Thailand has had a caretaker government with limited powers since December, when then Prime Minister Yingluck Shinawtra dissolved parliament and called a snap election. However, the vote in February was disrupted and subsequently annulled.
Yingluck was found guilty on Wednesday of violating the constitution and had to step down. She had agreed a July 20 date with the Election Commission for a new election but it is unclear if that will go ahead.
“There’s still no sign of a pick-up in the economy. Consumer confidence continued to weaken although the pace of the fall this month was not that big thanks to higher spending during the Songkran festival,” Thanavath Phonvichai, an economics professor at the university, told a briefing, referring to a holiday for Thailand’s new year.
“We expect consumption to remain weak, at least to the end of the second quarter. Any recovery in confidence will depend on some clarity in the political situation,” he added.
Domestic car sales tumbled nearly 47 percent in March from a year earlier. That partly reflected high sales early in 2013 thanks to a government subsidy for first-time buyers, but the troubled political climate has also deterred buyers.

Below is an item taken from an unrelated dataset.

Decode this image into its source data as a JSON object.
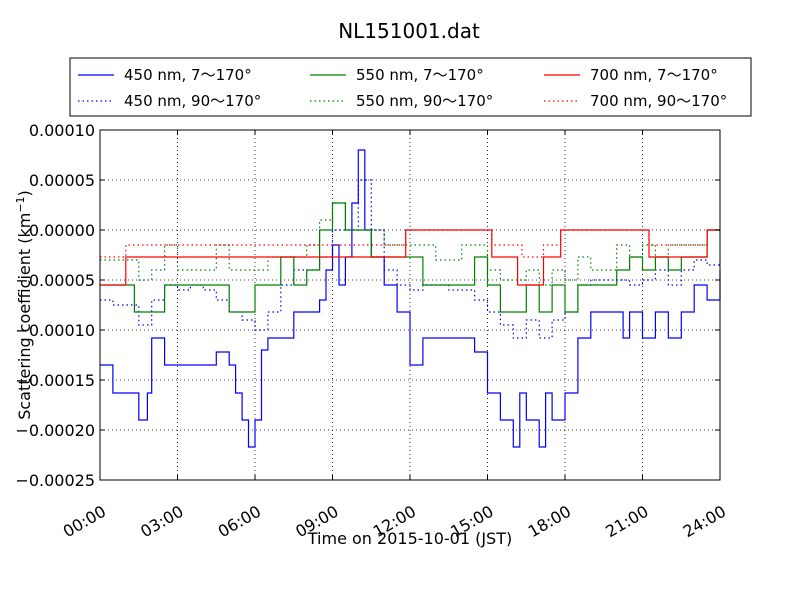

Top convenience store chain CP All said last week that because of the political situation it expected sales to grow only 10 percent in 2014, below the average of 12 percent in recent years.
Tourism, which accounts for about 10 percent of the economy, has taken a hit, with arrivals down 5.85 percent in January-March from a year earlier, according to the Department of Tourism.
Economic growth forecasts for Thailand have been cut steadily since the political troubles flared up last November.
The central bank recently said it would reduce its 2014 growth forecast again in June from its most recent 2.7 percent. Last October it was expecting 4.8 percent.
Kasikorn Research Center has forecast just 1.8 percent and Singapore-based OCBC 1.5 percent.